MbS is today crown prince, deputy prime minister (the king always has the additional title of prime minister), defense minister, head of the Council for Economic and Development Affairs, head of the Council on Security and Political Affairs, and more. That arrangement is unprecedented for Saudi Arabia and is alien to every other Arab monarchy. Patterns vary: In Jordan and Morocco commoners serve as prime minister and the king fires them whenever he sees the need; in Kuwait, Qatar, and Bahrain, other members of the royal family but not the emirs and crown princes serve as prime minster. In Saudi Arabia the concentration of all power in the hands of one young man has very quietly been debated, but now the debate should be over.
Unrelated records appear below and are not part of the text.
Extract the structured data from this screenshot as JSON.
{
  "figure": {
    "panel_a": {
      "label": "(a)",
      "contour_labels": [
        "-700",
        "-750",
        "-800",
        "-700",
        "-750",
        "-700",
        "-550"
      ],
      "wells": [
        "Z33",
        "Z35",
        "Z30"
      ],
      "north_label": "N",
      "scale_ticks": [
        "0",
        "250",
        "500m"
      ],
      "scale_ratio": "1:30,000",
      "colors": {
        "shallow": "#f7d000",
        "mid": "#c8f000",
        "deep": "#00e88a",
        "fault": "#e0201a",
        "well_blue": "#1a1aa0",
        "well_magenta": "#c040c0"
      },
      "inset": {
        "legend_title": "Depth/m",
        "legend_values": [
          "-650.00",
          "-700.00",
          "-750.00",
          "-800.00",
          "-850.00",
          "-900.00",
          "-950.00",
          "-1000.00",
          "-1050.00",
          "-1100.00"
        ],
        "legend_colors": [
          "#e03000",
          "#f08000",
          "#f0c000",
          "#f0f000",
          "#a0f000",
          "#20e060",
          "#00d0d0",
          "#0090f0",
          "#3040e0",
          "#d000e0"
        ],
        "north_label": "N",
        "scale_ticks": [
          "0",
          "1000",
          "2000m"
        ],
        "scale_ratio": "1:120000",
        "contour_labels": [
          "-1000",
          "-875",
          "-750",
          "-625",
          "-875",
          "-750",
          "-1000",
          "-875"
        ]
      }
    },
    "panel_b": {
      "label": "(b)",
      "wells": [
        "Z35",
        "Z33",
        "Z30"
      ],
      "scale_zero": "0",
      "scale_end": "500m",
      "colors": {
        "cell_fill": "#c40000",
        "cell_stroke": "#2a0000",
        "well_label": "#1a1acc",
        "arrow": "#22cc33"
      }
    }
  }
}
Whatever MbS loses in his ability to force through beneficial changes must be given up now, because unrestrained, unlimited power has too often been used badly.

The replacement of MbS as crown prince is a separate matter of royal politics. If the king has lost confidence in MbS, which I doubt, he will choose another son for that post now. Or possibly there is enough rebelliousness in the wider House of Saud to demand that the king take that step, or even to push the king himself aside on grounds of ill health. It has happened before: King Saud was forced out in 1964 in a power struggle with his brothers. The United States should not engage in the royal succession sweepstakes but we should state that our interests require a Saudi government with which we can work.

This is not a call for a coup but for a combination of American pressure and reasoning with the king – whose views will be crucial – and with the crown prince himself. The king chose him above three older sons and wants him to succeed to the throne and keep it for decades. We must tell him that that won’t happen unless Saudi Arabia replaces whims and ukases with something that looks like a government. (The king may have reached that conclusion himself; we won’t know until we try.) Nor will the kingdom attract the investment that it desperately requires unless the rule of law replaces the crown prince’s fiat. We must tell both of them that even in the cold world of business and international politics, the vicious murder of a journalist can change the image of a nation and a prince overnight. We should clearly express our moral outrage. And then we should then harness it – not to abandon Saudi Arabia, but to insist that Saudi Arabia move further away from gruesome violence, and start to create a system of governance and law that can truly modernize the country and sustain the alliance with it that we have had since 1945.